Calculate the leading behavior of the electrostatic potential $V(x)$ at large distances $|x| ≫ a$ for the following charge distributions:
a) One charge $q$ at the point $x_0 = ae_x$ and one charge $q$ at the point $−x_0$.
b) One charge $q$ at the point $x_0 = ae_x$ and one charge $−q$ at the point $−x_0$.
c) Two charges $q$ at the points $x_1 = ae_x + ae_y$ and $x_2 = ae_x − ae_y$ and two charges $−q$ at the points $−x_1$ and $−x_2$.
There are a few more questions but just very similar, the end of the day it's about vector calculus.

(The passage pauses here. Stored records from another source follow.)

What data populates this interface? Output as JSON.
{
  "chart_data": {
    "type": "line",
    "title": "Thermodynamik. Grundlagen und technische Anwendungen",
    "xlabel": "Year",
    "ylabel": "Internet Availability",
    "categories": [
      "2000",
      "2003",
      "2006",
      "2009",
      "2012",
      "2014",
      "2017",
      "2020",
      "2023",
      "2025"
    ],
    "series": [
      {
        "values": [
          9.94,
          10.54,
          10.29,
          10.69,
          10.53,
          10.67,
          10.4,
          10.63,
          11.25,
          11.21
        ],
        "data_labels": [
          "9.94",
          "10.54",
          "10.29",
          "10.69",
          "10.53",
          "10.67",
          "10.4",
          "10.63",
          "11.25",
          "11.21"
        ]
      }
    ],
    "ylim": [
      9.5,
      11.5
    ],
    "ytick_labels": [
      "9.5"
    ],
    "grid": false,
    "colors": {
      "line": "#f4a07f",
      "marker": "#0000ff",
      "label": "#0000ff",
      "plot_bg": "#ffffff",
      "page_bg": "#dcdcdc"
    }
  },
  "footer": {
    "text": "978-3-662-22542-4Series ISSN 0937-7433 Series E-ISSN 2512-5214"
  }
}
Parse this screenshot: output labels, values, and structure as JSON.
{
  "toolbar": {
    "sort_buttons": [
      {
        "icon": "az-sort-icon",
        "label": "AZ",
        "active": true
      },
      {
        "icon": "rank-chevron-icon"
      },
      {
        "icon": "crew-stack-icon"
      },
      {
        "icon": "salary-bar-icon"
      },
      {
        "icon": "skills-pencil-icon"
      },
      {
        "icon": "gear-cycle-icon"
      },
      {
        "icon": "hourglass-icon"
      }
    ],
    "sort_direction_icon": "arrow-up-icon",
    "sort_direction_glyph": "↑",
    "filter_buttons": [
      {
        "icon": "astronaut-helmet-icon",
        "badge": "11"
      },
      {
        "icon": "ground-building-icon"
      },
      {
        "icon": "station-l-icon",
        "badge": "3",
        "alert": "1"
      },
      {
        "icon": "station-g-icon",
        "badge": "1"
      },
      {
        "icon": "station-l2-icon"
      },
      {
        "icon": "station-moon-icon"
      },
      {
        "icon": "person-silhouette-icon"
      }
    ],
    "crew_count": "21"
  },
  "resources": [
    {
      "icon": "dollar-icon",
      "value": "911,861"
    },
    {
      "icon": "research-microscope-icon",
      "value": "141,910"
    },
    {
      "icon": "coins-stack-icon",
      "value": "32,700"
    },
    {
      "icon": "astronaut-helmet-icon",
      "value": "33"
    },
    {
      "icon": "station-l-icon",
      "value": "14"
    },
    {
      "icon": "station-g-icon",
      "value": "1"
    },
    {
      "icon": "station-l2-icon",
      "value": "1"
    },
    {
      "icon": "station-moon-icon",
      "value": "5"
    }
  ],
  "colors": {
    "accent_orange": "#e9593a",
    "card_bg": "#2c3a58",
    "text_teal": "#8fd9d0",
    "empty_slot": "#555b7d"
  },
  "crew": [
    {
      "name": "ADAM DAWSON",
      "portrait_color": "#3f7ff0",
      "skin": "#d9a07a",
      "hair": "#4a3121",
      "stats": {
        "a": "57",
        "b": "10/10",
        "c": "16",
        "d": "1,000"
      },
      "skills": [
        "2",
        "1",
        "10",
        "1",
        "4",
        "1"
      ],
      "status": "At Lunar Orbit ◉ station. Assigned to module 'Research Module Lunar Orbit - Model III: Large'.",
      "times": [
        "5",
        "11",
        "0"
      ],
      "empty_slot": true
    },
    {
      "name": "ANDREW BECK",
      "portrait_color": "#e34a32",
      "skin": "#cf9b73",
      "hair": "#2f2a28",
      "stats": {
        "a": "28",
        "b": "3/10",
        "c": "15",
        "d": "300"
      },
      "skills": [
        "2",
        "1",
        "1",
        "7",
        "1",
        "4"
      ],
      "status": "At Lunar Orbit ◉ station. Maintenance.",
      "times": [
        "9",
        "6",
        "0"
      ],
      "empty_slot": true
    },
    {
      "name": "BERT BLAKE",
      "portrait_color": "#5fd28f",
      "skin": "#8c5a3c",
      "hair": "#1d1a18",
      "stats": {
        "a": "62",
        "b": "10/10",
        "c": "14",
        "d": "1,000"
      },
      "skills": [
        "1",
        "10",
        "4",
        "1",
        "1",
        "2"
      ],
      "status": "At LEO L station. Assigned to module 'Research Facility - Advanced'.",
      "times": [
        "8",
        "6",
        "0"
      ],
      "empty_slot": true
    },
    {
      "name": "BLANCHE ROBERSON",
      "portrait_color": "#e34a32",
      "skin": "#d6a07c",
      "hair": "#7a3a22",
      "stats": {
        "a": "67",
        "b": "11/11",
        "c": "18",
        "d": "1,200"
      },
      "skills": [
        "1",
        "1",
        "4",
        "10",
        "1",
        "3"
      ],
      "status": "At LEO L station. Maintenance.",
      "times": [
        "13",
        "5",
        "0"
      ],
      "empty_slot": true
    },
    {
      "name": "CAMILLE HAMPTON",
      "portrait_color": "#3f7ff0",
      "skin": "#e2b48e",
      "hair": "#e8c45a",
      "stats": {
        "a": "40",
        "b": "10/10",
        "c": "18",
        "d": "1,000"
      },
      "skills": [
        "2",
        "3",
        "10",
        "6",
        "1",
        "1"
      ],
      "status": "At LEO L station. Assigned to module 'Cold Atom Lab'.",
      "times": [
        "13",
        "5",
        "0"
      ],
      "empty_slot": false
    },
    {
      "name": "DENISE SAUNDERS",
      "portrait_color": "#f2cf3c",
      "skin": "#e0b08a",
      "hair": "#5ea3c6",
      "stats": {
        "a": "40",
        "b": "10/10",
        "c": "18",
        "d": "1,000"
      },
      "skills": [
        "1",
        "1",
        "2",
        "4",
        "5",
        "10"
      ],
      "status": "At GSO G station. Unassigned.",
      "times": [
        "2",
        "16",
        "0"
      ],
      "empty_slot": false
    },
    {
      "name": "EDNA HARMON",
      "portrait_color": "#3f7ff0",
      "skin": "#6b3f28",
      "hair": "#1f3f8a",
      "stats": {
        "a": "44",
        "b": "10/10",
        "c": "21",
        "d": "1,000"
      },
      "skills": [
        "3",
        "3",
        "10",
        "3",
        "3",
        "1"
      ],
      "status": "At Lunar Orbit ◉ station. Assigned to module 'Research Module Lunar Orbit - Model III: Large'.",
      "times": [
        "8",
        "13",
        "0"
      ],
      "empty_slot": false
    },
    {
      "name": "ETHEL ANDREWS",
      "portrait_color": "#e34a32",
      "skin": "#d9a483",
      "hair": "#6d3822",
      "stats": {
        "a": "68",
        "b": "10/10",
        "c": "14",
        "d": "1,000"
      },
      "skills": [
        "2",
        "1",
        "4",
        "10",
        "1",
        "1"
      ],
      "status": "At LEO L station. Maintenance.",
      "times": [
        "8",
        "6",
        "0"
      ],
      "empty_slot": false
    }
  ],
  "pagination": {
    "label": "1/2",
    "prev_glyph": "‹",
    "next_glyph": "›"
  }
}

for a) the monopole term vanishes:
$$V_{dip}(r)=\frac{1}{4\pi \epsilon_0}\frac{P \cdot \hat{r} }{r^2}$$
So obviously $P=qd=q(2|x_0|)$, i guess that's the only simplification i can make
so $$V(r)=\frac{1}{4\pi \epsilon_0}\frac{q(2|x_0| \hat{x}) \cdot \hat{r} }{r^2}=$\frac{1}{4\pi \epsilon_0}\frac{qdcos \theta}{r^2}$$
for b) the monopole term dominates:
$$V_{Mon}=\frac{1}{4\pi \epsilon_0}\frac{2q}{r}$$
For c) Monopole term vanishes
$$P=aq(e_x+e_y)+aq(e_x-e_y)-aq(-e_x+e_y)-aq(-e_x-e_y)=4aqe_x$$
$$V(r)=\frac{1}{4\pi \epsilon_0}\frac{4aq \hat{x} \cdot \hat{r}}{r^2}=\frac{1}{4\pi \epsilon_0}\frac{4aq cos \theta}{r^2}$$
Is my understanding and calculation correct?